The Energy Volatility Program is a systematic Volatility hedged option program guided by a proprietary trading model developed to trade the CME/NYMEX Energy futures volatility and designed to anticipate when the market is in or about to enter a turbulent time. The Energy Volatility Program uses a proprietary options strategy, which includes options selling and options writing, to capitalize on the systematic entry signals produced by the program. Long option hedging is systematically designed to anticipate when the market is in or about to enter a turbulent time. While the hedging is intended to implement adequate risk measures, if an account does not meet the minimum account size requirement of $100,000 for this program, it is likely BGA will not be able to properly hedge or hedge at all in the account, thus exposing the account to large gains and losses compared to other accounts that were able to be hedged.
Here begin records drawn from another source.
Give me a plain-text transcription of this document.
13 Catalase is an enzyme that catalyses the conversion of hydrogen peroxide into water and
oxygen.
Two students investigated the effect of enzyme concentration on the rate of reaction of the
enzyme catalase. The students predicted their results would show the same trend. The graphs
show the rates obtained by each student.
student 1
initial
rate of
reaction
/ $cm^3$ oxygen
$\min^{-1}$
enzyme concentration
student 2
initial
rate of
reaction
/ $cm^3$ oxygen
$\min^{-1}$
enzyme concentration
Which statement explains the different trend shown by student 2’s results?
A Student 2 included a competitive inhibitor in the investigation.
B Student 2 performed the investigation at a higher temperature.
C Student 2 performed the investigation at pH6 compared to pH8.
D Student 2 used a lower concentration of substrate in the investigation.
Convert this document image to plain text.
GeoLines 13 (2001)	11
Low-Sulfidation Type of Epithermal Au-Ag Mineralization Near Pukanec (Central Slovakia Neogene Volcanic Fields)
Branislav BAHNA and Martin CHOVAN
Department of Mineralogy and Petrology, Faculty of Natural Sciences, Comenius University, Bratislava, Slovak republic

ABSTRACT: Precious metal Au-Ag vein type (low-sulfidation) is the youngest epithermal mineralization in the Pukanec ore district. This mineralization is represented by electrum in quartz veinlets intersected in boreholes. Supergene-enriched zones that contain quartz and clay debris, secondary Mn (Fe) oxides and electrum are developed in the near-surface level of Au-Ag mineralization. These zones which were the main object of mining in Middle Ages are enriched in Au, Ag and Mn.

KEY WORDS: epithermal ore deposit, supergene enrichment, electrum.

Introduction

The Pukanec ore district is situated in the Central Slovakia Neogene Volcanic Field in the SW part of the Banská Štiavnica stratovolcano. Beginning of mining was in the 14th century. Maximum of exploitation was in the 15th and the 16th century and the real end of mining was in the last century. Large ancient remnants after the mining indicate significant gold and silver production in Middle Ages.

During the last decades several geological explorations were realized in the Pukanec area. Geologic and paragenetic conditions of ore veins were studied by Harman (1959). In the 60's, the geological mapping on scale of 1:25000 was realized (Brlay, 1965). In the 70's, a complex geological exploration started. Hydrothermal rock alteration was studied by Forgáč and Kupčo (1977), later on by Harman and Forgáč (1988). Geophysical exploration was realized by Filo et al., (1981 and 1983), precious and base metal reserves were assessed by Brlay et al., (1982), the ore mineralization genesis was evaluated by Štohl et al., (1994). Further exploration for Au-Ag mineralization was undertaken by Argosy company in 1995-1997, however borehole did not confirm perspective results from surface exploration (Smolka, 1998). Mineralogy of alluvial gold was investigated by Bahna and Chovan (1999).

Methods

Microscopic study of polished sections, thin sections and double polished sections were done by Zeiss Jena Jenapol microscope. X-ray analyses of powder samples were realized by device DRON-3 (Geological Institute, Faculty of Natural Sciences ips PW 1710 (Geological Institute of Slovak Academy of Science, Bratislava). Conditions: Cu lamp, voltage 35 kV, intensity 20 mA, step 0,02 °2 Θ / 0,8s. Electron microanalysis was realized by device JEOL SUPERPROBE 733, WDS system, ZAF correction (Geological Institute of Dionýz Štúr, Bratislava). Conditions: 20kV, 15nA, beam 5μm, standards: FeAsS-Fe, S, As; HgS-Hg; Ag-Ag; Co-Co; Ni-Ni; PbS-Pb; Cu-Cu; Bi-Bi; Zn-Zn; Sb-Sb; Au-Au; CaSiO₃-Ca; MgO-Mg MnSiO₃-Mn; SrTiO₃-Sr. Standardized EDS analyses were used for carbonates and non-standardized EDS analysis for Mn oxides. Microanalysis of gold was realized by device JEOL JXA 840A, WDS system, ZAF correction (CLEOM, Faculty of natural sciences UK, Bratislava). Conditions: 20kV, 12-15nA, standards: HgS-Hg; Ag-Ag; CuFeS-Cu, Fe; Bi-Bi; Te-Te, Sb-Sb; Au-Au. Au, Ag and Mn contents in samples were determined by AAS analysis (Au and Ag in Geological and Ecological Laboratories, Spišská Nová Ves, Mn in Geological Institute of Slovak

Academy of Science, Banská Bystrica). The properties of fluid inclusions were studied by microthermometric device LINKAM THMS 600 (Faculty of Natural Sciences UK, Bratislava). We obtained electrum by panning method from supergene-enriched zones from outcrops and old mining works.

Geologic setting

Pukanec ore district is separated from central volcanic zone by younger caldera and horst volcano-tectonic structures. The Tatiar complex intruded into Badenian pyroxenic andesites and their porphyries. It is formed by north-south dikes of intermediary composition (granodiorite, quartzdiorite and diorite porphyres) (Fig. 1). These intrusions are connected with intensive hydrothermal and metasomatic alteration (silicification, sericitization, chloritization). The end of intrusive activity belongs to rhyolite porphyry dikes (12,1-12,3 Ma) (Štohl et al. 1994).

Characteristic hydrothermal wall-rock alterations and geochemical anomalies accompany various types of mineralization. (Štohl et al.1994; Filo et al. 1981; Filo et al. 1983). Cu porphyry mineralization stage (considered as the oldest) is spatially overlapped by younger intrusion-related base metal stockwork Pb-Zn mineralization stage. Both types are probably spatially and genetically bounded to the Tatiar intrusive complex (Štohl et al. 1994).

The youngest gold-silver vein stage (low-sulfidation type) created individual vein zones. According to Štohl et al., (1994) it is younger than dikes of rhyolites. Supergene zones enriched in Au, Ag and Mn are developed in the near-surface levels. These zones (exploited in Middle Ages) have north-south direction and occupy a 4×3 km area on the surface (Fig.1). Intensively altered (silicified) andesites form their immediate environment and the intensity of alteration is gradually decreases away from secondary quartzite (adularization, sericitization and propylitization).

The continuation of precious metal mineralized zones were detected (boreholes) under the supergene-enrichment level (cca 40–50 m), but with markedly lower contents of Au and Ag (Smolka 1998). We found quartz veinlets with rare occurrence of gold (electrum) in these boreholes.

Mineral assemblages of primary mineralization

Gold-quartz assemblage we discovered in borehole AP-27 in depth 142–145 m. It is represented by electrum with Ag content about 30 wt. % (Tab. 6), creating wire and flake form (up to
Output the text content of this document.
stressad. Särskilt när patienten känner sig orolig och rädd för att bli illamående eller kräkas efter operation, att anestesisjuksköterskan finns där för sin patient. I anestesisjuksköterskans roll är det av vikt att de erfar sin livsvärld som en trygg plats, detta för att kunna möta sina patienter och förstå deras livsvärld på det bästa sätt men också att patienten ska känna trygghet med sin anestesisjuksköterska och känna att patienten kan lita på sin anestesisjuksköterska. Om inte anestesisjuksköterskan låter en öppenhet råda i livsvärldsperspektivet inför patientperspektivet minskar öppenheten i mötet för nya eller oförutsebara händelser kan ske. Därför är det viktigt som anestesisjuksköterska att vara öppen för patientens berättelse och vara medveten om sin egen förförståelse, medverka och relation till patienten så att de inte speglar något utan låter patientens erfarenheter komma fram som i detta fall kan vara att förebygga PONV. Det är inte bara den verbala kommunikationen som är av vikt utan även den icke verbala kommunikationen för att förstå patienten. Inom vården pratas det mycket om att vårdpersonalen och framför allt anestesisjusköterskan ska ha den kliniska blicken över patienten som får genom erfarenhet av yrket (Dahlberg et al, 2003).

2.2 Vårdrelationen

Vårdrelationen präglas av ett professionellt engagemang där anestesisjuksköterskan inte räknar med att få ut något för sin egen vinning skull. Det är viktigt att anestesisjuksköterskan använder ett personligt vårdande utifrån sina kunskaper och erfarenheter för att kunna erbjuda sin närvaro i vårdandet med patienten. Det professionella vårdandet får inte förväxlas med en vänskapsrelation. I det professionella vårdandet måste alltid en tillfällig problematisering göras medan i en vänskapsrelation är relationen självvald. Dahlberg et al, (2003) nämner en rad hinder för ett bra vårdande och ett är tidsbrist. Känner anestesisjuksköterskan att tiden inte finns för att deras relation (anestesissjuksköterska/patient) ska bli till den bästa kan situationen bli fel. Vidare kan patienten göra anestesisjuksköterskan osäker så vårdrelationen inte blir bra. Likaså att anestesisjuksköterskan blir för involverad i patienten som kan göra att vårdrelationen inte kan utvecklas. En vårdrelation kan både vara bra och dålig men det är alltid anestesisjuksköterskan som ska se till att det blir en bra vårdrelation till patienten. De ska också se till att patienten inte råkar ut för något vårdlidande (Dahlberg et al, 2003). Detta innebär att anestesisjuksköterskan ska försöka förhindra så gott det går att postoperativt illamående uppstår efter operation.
The Energy Volatility Program has been refined to achieve the desired returns while limiting account drawdowns. Products traded in the Energy Volatility Program are crude futures and options and natural gas futures and options. BGA may not trade these two energy contracts at the same time and it may be possible that only one may be traded for a duration of time.
The Energy Volatility Program focuses on short duration energy derivatives - the option expires within 30 days, because the time decay is the greatest in those final days. It does this primarily by identifying the option strikes with best risk/reward ratio.